Topics are colon-delimited hierarchical strings: debate:abc:summary. The existing code stored them in two flat ConcurrentHashMaps — one for exact topics, one for wildcard patterns. Every connections() call linearly scanned the wildcard map, calling matches() on each entry. The data structure didn’t reflect the data shape.
A trie mirrors the segment hierarchy directly. Each node’s children map holds the next segment. * is just another child key. ** is stored as a connection set on the parent node (not a child — it matches zero or more remaining segments, so it’s collected at every level during the walk). The walk forks into exact and * branches at each depth, giving O(2^d) worst case — but since wildcard patterns are sparse, most levels have only an exact child, so it’s effectively O(d).
The design review caught several things I’d missed. The complexity claim was wrong — I’d written O(d) without accounting for the star-branch forking. The collectAllDescendantTopics helper was referenced in the spec but never defined. The ** removal has a subtle asymmetry: the terminal node for a ** pattern is the parent of where ** would be, not a child. And the memory trade-off needed explicit treatment — the trie creates O(d) nodes per topic vs O(1) map entries, and empty nodes persist after unlisten.

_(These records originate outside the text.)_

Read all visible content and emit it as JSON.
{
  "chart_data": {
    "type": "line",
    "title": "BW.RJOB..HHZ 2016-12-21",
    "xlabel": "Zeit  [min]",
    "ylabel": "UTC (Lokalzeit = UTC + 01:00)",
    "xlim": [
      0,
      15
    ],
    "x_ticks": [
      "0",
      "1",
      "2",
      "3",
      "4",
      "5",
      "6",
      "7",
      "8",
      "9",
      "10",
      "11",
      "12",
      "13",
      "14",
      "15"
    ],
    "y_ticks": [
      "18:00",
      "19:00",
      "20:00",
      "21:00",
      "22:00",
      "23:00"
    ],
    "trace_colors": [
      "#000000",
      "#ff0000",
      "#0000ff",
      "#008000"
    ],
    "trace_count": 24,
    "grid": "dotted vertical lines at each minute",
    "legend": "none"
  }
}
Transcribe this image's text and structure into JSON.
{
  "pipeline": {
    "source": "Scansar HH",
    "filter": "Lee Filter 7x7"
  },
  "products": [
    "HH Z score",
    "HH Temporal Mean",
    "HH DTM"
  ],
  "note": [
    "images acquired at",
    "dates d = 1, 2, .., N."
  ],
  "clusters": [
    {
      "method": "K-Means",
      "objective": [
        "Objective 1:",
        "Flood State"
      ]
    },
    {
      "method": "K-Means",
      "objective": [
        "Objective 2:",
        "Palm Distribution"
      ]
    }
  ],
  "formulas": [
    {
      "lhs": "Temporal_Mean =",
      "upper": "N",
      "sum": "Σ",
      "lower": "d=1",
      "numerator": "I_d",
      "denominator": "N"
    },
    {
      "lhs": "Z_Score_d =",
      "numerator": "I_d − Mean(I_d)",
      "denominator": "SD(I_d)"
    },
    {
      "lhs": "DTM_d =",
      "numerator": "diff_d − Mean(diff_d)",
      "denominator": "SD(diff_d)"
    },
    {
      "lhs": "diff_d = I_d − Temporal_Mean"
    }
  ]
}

The implementation was 128 lines in, 42 lines out. All 49 existing tests passed on the first run without modification, plus one new test the review identified: matchedTopics with ** matching zero trailing segments (the prefix itself). collectAllDescendantTopics must check the starting node’s own connections — an implementation that only visits children would silently miss this case.
The two flat maps are gone. One trie root, one reverse index for connection cleanup. The public API is identical.